Artificial Intelligence, often described as “Thor’s Hammer”, is simply getting into everything these days.
Various leading publications including Forbes, Wall Street Journal, and Fortune have called 2017 “The Year of AI”, for the major breakthroughs tech giants made in artificial intelligence space this year.
The milestones in AI comprised Microsoft’s record-breaking 12% accuracy level for recognizing words in a conversation and human transcribers, IBM’s advanced AI features through Watson and investment of $240 million in MIT-IBM Watson AI Lab, AWS’s DeepLens and SageMaker, to name a few.
Along with the technology firms, the research universities and organizations (Oxford, Massachusetts General Hospital and GE’s Avitas Systems) too show interest in AI, and invested heavily in deep learning supercomputers.
According to a recent report from Avendus Capital, the revenue of organizations working in AI space might reach around $3.06 billion by 2024.
Related read: Top 4 AI engines to look out for in 2020
The leading researchers and industry thought leaders across the globe have predicted where AI is heading in the coming year.
1. Transformation of engineering simulation and design
The engineering and manufacturing simulation is primarily focused on structural performance needs of products, while design services are used for development of new products and enhanced performance of existing products.
“2018 will be the year deep learning starts a revolution in engineering simulation and design. Over the next three to five years, deep learning will accelerate product development from years to months and weeks to days to create a new paradigm of rapid innovation in product features, performance and cost,” said Marc Edgar, senior information scientist, GE Research.
2. Biometrics capabilities
Biometrics, the technology for identification and access control, is going to replace credit cards and driving licenses.
“Thanks to AI, the face will be the new credit card, the new driver’s license and the new barcode.
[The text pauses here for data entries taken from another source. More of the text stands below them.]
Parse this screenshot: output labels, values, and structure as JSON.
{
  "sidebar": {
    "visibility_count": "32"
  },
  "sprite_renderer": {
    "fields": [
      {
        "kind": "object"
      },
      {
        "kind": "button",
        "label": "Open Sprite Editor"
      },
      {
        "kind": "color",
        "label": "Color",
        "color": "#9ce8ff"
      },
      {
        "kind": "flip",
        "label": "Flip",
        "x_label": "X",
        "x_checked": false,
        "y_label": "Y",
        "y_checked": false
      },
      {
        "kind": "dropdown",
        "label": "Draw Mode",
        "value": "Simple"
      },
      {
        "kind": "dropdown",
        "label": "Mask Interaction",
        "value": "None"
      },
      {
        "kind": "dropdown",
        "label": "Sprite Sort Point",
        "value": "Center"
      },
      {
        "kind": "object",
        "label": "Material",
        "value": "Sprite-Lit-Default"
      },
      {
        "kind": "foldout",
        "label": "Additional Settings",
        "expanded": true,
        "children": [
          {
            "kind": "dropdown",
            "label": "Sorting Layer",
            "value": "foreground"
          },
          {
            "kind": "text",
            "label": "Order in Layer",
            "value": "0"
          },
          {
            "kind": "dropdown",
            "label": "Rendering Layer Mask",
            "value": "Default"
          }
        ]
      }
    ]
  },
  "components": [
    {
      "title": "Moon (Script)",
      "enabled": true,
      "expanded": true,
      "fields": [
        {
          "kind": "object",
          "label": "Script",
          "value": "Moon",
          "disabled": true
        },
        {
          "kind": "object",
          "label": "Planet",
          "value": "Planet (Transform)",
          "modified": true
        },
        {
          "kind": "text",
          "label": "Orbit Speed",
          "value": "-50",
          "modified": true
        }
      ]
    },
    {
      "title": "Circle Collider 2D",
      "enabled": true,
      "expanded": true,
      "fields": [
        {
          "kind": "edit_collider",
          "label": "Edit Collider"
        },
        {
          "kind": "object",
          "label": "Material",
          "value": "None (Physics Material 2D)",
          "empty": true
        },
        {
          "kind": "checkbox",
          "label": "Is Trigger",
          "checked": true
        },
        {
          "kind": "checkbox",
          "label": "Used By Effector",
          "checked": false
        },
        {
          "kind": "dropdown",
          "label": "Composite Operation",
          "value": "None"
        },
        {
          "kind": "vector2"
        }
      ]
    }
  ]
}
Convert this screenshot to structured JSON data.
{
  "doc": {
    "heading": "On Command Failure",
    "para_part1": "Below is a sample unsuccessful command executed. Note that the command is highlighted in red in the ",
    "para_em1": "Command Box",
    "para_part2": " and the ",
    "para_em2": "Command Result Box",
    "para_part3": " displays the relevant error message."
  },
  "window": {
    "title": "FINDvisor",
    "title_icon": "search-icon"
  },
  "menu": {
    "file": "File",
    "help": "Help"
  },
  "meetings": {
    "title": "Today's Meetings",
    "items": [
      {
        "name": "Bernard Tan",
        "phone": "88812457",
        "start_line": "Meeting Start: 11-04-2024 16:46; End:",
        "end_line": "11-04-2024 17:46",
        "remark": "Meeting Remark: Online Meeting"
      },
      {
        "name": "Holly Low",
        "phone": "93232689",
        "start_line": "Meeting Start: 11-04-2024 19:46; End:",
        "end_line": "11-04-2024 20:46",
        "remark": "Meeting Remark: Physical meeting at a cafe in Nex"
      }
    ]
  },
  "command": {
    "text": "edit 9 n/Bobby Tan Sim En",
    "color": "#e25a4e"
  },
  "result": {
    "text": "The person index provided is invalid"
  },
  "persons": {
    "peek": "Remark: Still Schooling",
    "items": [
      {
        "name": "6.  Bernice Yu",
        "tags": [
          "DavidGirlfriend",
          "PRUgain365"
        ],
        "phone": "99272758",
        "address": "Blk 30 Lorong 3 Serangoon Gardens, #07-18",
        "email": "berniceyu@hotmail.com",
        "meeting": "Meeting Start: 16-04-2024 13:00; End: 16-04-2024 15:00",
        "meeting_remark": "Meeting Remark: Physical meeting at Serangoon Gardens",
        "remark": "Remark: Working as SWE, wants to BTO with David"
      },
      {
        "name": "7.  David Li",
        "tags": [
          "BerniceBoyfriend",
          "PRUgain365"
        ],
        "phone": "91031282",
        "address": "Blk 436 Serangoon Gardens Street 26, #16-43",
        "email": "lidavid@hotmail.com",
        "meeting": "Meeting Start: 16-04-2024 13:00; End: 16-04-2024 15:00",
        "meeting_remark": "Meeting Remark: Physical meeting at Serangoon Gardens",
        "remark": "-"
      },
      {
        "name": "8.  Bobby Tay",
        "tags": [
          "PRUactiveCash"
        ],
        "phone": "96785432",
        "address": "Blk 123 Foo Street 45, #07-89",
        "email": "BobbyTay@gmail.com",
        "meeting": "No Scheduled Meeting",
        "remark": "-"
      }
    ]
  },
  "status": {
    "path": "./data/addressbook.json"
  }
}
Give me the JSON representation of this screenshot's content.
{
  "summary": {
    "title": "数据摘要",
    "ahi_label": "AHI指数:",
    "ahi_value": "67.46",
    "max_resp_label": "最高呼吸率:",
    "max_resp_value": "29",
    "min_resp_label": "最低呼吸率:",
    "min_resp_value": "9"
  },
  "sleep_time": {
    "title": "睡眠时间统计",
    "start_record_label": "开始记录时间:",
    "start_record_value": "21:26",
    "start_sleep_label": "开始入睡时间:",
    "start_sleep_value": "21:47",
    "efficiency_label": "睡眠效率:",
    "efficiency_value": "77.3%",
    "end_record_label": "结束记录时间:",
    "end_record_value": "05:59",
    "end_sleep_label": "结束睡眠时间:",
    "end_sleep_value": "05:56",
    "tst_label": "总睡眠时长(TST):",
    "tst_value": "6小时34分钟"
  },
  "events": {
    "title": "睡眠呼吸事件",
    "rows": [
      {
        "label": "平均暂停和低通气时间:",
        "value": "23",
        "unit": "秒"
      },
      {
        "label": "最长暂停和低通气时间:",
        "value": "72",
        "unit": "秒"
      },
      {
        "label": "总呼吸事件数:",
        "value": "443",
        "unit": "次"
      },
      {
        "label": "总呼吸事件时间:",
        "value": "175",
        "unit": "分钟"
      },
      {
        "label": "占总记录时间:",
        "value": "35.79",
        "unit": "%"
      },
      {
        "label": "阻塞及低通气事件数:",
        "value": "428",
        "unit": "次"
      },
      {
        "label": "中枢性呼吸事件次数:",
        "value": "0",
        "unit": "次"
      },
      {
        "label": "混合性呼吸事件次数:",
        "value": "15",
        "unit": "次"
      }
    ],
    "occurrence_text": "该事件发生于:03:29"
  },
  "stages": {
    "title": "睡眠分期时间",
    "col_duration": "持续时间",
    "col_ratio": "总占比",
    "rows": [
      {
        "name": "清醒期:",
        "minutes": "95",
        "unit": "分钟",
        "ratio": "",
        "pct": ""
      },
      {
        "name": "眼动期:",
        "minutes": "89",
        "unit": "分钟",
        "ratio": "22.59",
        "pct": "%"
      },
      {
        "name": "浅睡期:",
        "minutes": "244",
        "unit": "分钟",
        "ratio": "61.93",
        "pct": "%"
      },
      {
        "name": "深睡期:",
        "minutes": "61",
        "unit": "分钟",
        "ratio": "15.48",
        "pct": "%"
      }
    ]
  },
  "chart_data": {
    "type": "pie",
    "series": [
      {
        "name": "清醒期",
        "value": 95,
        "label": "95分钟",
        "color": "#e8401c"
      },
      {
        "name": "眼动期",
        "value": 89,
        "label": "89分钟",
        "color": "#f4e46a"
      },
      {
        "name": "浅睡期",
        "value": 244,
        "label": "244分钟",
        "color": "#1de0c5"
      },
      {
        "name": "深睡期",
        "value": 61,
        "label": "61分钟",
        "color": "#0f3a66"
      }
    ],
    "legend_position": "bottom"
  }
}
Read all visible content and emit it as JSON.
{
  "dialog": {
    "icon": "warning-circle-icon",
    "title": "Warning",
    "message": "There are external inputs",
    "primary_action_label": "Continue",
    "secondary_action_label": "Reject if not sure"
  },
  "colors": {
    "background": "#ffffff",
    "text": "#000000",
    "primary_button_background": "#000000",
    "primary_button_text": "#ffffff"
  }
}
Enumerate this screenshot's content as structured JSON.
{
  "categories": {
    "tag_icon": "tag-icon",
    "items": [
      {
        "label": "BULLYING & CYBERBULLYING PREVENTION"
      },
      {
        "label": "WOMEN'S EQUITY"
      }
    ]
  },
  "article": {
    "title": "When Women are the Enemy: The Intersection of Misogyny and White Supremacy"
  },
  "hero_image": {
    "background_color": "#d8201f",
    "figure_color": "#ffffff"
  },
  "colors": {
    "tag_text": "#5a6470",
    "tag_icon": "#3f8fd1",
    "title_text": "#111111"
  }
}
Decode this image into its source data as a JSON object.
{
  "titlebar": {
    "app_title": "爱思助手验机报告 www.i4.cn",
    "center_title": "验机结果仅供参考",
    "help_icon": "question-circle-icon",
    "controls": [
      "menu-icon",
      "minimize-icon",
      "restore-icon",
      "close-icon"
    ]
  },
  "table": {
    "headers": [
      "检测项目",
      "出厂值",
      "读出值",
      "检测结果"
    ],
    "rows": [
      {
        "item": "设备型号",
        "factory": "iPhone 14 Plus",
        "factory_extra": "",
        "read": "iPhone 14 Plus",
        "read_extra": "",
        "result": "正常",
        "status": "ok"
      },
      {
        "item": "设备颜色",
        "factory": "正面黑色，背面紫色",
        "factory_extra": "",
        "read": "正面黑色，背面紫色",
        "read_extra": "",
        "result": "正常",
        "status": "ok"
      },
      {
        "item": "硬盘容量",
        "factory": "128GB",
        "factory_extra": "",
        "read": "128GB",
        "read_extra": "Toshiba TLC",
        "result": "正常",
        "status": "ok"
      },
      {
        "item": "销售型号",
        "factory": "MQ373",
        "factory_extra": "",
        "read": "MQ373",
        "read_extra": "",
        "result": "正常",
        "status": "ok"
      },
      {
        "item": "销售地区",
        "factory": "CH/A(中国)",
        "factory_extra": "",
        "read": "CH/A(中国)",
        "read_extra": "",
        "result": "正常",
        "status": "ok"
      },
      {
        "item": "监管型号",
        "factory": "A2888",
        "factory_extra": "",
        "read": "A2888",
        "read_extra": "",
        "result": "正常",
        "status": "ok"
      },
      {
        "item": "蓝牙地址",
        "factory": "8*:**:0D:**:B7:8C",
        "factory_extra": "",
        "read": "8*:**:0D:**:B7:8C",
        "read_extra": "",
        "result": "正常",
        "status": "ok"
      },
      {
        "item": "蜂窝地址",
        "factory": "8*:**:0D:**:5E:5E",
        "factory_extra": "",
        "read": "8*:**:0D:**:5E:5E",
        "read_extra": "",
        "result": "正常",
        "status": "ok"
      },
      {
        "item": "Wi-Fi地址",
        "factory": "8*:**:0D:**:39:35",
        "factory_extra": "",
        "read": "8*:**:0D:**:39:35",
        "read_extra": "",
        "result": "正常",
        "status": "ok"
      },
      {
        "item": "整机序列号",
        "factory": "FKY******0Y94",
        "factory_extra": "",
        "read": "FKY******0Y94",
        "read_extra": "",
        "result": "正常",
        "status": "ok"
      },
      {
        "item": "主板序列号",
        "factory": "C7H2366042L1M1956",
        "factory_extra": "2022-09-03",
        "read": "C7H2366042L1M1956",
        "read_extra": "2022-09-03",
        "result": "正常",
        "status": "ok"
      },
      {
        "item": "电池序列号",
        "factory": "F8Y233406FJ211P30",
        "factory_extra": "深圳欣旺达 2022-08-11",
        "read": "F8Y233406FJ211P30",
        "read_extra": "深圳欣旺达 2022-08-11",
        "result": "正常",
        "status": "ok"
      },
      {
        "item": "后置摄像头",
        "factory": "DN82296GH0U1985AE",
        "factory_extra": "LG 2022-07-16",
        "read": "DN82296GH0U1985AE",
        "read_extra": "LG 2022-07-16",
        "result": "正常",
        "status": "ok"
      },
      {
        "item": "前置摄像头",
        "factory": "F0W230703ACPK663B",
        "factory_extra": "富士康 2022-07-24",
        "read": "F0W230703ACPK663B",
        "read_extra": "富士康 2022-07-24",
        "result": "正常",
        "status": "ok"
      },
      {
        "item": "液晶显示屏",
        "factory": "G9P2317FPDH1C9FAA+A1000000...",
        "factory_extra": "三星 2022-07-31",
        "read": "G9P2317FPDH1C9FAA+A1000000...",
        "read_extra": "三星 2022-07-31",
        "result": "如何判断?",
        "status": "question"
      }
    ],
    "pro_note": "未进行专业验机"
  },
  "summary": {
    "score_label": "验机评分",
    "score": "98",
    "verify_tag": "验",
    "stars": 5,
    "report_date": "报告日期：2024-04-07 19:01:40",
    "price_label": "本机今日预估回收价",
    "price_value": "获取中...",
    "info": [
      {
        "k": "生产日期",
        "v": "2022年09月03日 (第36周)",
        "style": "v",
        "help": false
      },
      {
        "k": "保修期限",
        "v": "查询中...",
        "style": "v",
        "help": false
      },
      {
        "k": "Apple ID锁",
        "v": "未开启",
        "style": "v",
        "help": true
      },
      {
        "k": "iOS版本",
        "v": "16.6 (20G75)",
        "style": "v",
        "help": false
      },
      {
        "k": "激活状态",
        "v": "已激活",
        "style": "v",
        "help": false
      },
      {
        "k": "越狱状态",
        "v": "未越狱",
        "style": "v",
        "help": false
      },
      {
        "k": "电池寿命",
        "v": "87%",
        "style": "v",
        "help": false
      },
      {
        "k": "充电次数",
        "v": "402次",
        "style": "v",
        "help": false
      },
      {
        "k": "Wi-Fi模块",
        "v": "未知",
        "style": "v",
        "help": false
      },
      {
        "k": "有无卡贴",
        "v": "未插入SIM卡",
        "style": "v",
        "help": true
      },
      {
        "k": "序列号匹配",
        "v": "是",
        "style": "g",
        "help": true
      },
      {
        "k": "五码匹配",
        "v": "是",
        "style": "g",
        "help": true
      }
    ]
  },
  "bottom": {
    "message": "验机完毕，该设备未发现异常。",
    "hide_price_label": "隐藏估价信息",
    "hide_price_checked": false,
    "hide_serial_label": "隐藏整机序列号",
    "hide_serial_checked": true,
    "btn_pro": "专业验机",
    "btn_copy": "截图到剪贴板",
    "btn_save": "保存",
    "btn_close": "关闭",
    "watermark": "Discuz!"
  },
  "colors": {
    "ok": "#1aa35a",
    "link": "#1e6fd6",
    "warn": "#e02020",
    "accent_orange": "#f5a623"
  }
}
I can see a near future where people will no longer need to stand in line at the store,” said Georges Nahon, CEO, Orange Silicon Valley.
3. AI for Medicine
AI will become real for medicine, generating solutions for population health, hospital operations and a wide range of clinical specialties.
“By the end of next year, I think around half of leading healthcare systems will have adopted some form of AI within their diagnostic groups,” said Mark Michalski, executive director, Clinical Data Science.
4. AI for content creation
Nvidia expects that AI will be able to create new personalized media, like music service which not only plays existing songs but also generates new songs according to the taste of user.
5. Continuous AI adoption
According to Accenture, AI will comprise over 25% of the total investments in technology.
6. Innovation in deep learning techniques
“Deep learning will significantly increase the quantitative content of radiology reports. There will be much fewer concerns about deep learning being a ‘black box,’ as new techniques will help us understand what DL is ‘seeing.’” – Bradley J. Erickson, Mayo Clinic.
7. AI accessible on smartphones
Mobile apps will run deep neural networks to enable AI.
“Friendly robots will start to emerge as more affordable and rise as the new platform at home. They will start to bridge vision, language and speech in such a way that the users will not be conscious about the difference between these communication modalities.” – Robinson Piramuthu, chief scientist for computer vision, eBay.
8. AI more integrated into daily life
The deep learning techniques of AI are already used by Google Photos to group images of people using facial recognition, Yahoo for chatbots, Alibaba to find a handbag matching the one whose photo is uploaded on shopping site, etc.
The new AI integrations will make the daily lives easier. For example, AI will know the choices of user regarding pantries, foods, groceries, etc. and will keep those things ready when he reaches home.
AI is going to open a new field of research in contemporary astrophysics, to enable more people from various background to utilize AI.